While children and women were the main victims of the ongoing ethnic clashes between the Orma and Pokomo communities in Tana River County, their plight was worsened by the lack of adequate medical care in the region.

When Kau village was attacked, the only dispensary serving many other villages along the River Tana was vandalised and health workers forced to flee the area.

Most of the injured had to be taken to Kipini Dispensary, a two-hour journey by speed boat. And when raiders attacked Chamwanamuma, all the victims were taken to the Malindi District Hospital.

The main referral hospital for Tana River County, Hola District Hospital, remains inaccessible due to the clashes.

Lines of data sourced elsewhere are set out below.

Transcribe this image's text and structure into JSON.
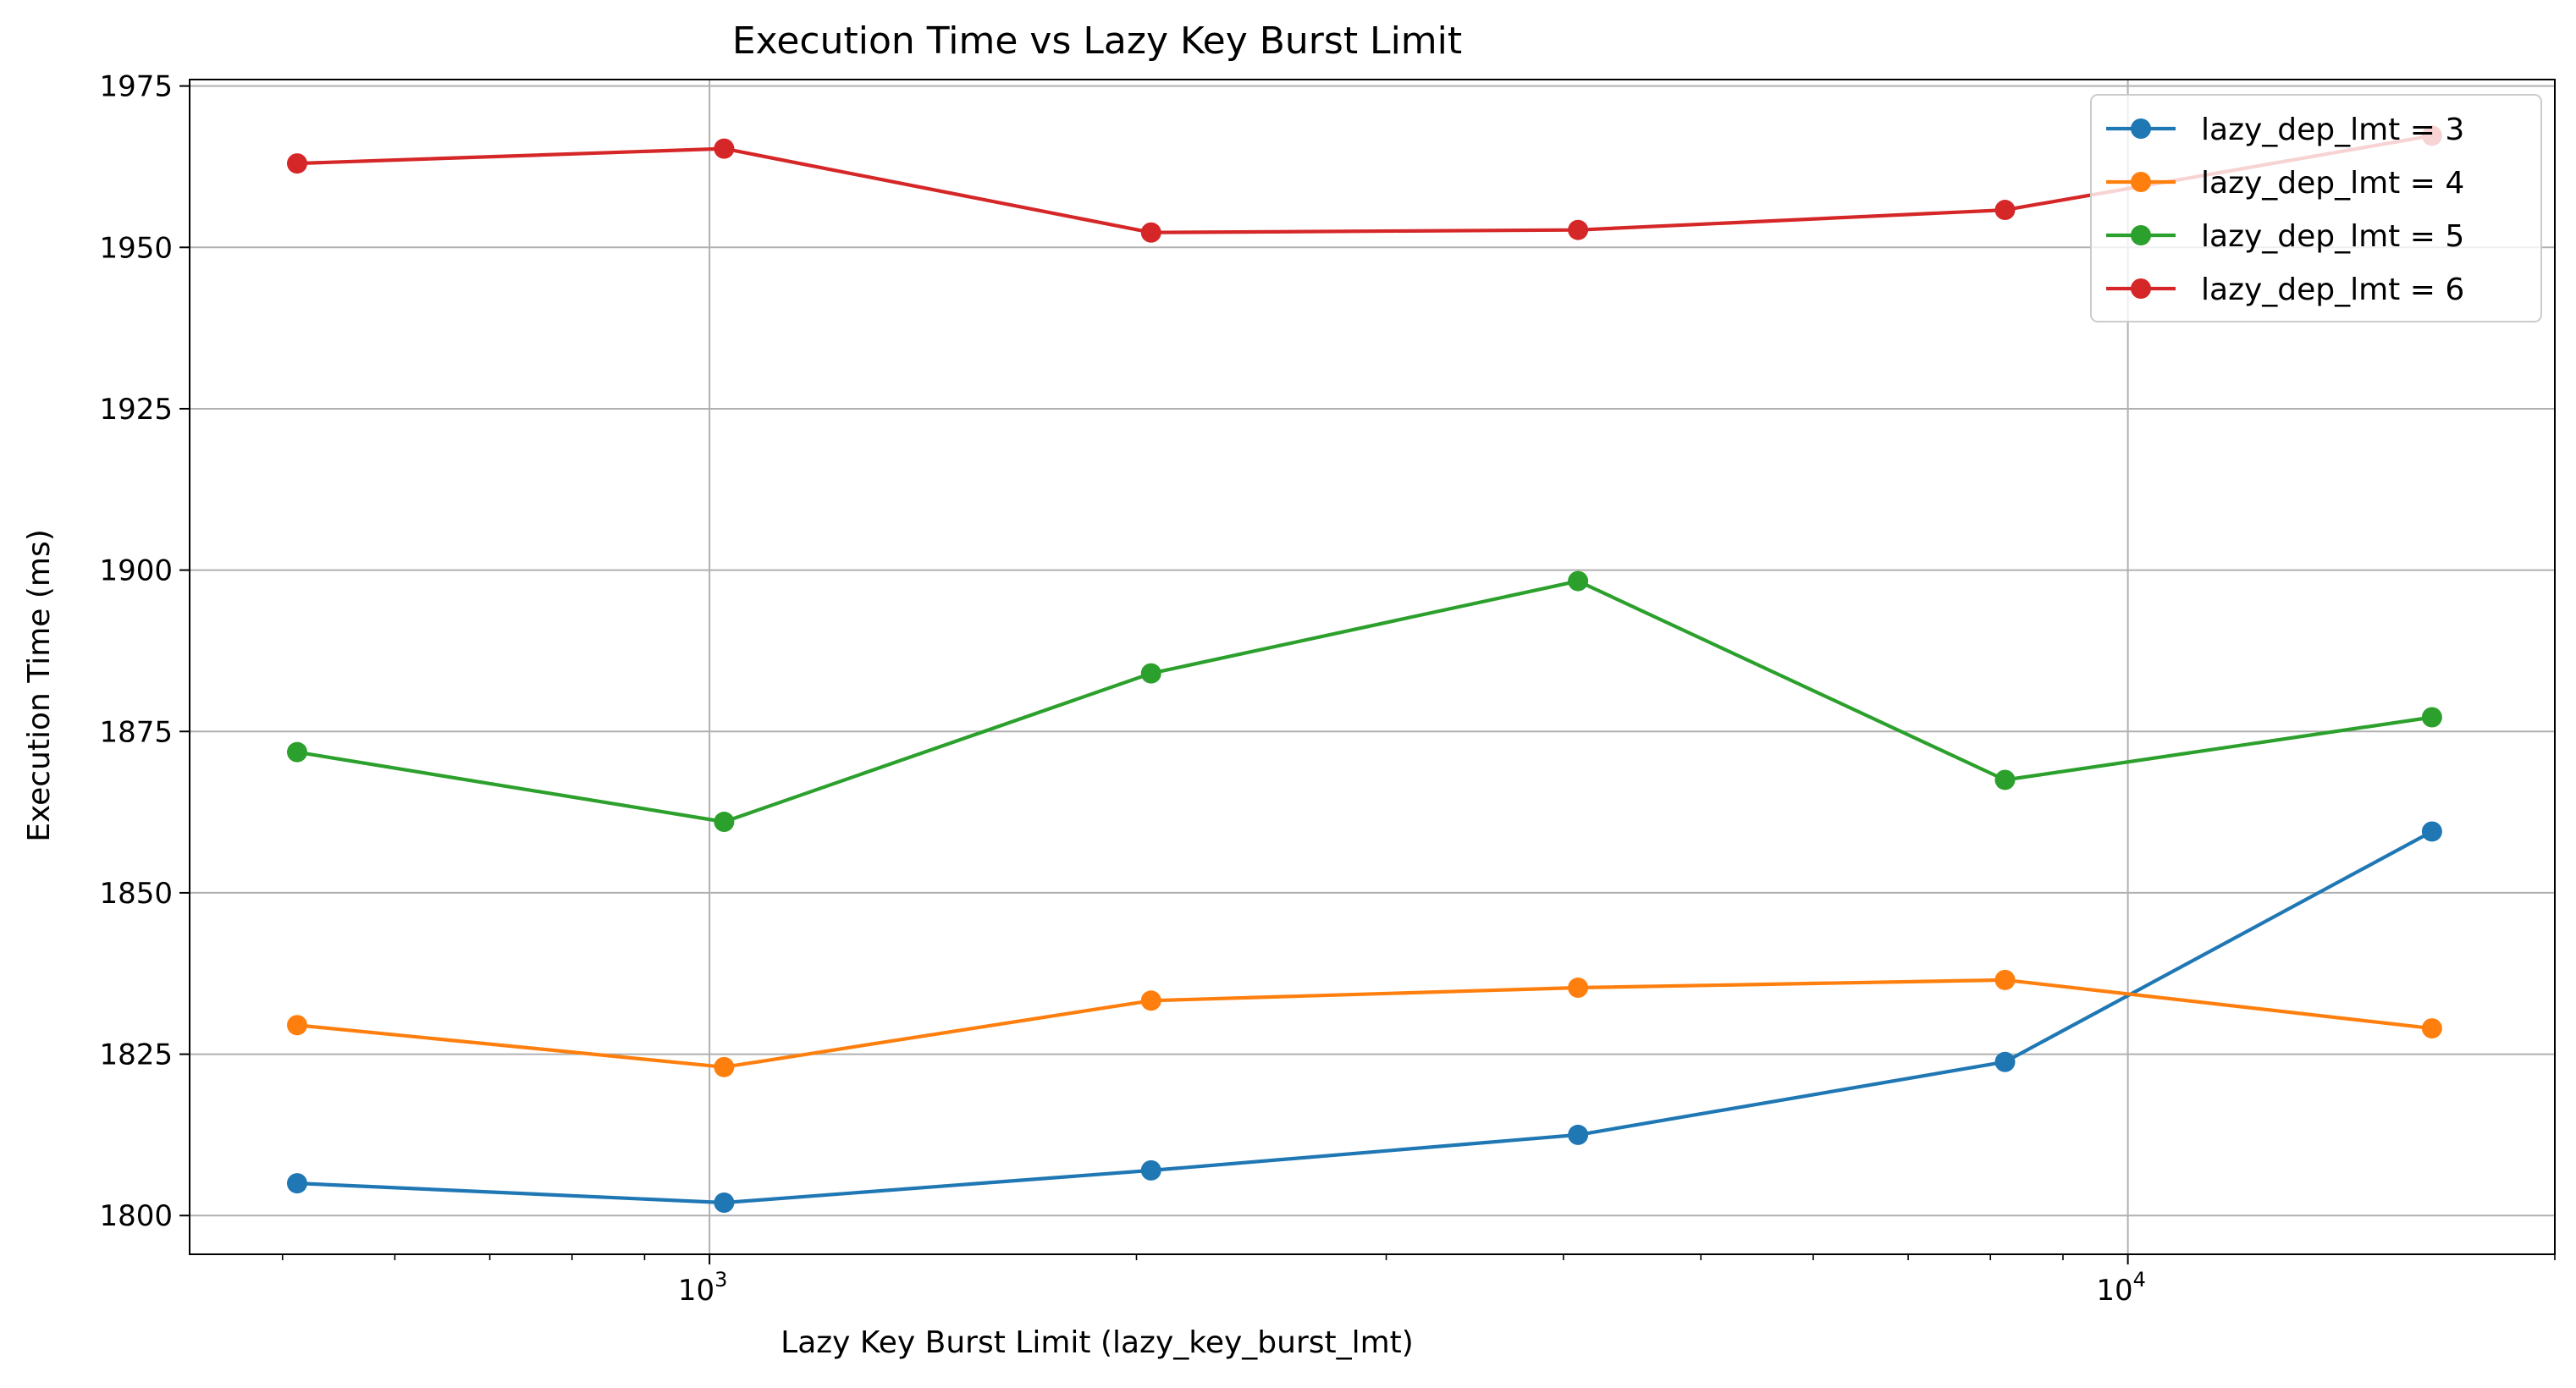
{
  "chart_data": {
    "type": "line",
    "title": "Execution Time vs Lazy Key Burst Limit",
    "xlabel": "Lazy Key Burst Limit (lazy_key_burst_lmt)",
    "ylabel": "Execution Time (ms)",
    "x_scale": "log",
    "x": [
      512,
      1024,
      2048,
      4096,
      8192,
      16384
    ],
    "xlim": [
      430,
      20000
    ],
    "ylim": [
      1794,
      1976
    ],
    "x_major_ticks": [
      {
        "value": 1000,
        "base": "10",
        "exp": "3"
      },
      {
        "value": 10000,
        "base": "10",
        "exp": "4"
      }
    ],
    "y_ticks": [
      {
        "value": 1800,
        "label": "1800"
      },
      {
        "value": 1825,
        "label": "1825"
      },
      {
        "value": 1850,
        "label": "1850"
      },
      {
        "value": 1875,
        "label": "1875"
      },
      {
        "value": 1900,
        "label": "1900"
      },
      {
        "value": 1925,
        "label": "1925"
      },
      {
        "value": 1950,
        "label": "1950"
      },
      {
        "value": 1975,
        "label": "1975"
      }
    ],
    "grid": true,
    "legend_position": "top-right",
    "series": [
      {
        "name": "lazy_dep_lmt = 3",
        "color": "#1f77b4",
        "values": [
          1805,
          1802,
          1807,
          1812.5,
          1823.8,
          1859.5
        ]
      },
      {
        "name": "lazy_dep_lmt = 4",
        "color": "#ff7f0e",
        "values": [
          1829.5,
          1823,
          1833.3,
          1835.3,
          1836.5,
          1829
        ]
      },
      {
        "name": "lazy_dep_lmt = 5",
        "color": "#2ca02c",
        "values": [
          1871.8,
          1861,
          1884,
          1898.3,
          1867.5,
          1877.2
        ]
      },
      {
        "name": "lazy_dep_lmt = 6",
        "color": "#d62728",
        "values": [
          1963,
          1965.3,
          1952.3,
          1952.7,
          1955.8,
          1967.3
        ]
      }
    ]
  }
}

The hospital currently has two medical doctors and an equal number of clinical officers.

Its location — 93 kilometres from Garsen town — is only made worse by the poor state of the roads.

Despite the fact that the hospital has a working X-ray machine, there are no specialists to operate it and patients have to travel all the way to Garissa or to the Malindi District Hospital, which is now the zonal referral hospital for Tana River, Lamu and Kilifi counties.

In an interview with DN2, the Coast Provincial Director of Medical Services, Dr Maurice Siminyu, said because of the attacks, Ngao and Malindi hospitals were running short of non-pharmaceutical supplies and had to rely on partners like the Red Cross Society.

The Malindi District Hospital has been the beneficiary of recent infrastructural improvement, including the establishment of a high dependency unit and the upgrading of the main operating theatre, through the support of Italian donors.

But the hospital has a bed capacity of only 200, and this has been strained by the casualties from Tana River. Still, doctors at the hospital managed to conduct surgeries for all victims of clashes with gunshot wounds except for two whose bullets were lodged in the chest and were transferred to Coast General Hospital.